Since the celebrated T. A. Knight and his contemporaries made, by their contributions to the Transactions of the Horticultural Society of London, a work of reference valuable for all time, we know of nothing approaching that series in excellence so nearly as this. It is really worth being a member of the Massachusetts Horticultural Society, though one lives hundred of miles from the place of meeting and never sees the exhibitions, even if they get nothing more for the annual subscriptions than these volumes. A society with a secretary like Mr. Manning is particularly blessed.

Bacteria, - the smallest of living organisms, by Frederick Cohn, translated by Charles S. Dolley, Rochester, N. Y.

Bacteria, - their relations to plant culture, by Thomas Taylor, Washington, D. C.

These two pamphlets are very timely in view of the recent discoveries of Prof. Burrill, in connection with "Fire-Blight" in the Pear and the Yellows in the Peach. As our readers know Bacterium is the smallest of all vegetable organisms. They are always present in ferments and putrefactions; and they abound in the circulatory vessels of human beings, and animals suffering from epidemic and contagious disorders. Prof. Burrill found them in great quantity in the early stages of the Pear and Peach diseases, and matter taken from a diseased part induced disease in healthy places, yet none of Cohn's experiments prove that Bacteria ever interfere with life. Their mission seems to be to rot up rapidly organisms from which life has departed. They are the scavengers of nature.

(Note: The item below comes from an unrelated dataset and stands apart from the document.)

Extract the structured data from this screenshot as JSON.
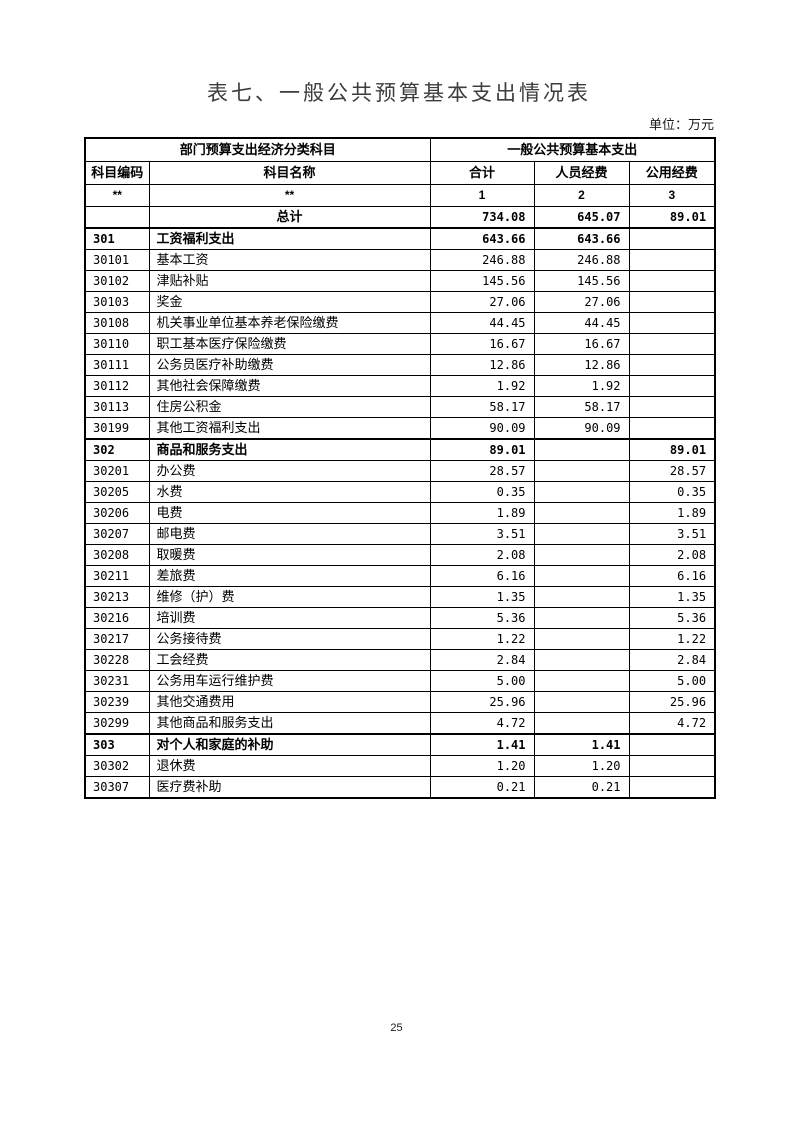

Yet it has to be explained why they are in such immense numbers in sick people, and why the virus in which they abound carry the diseases to the Pear and Peach tree. We have no doubt these seeming 'contradictions will yet be reconciled. It will not do to say the observations contradict each other, and so both cannot be true. There is no doubt of the correctness of the observations on both sides, and it will be the province of future researches to reconcile them.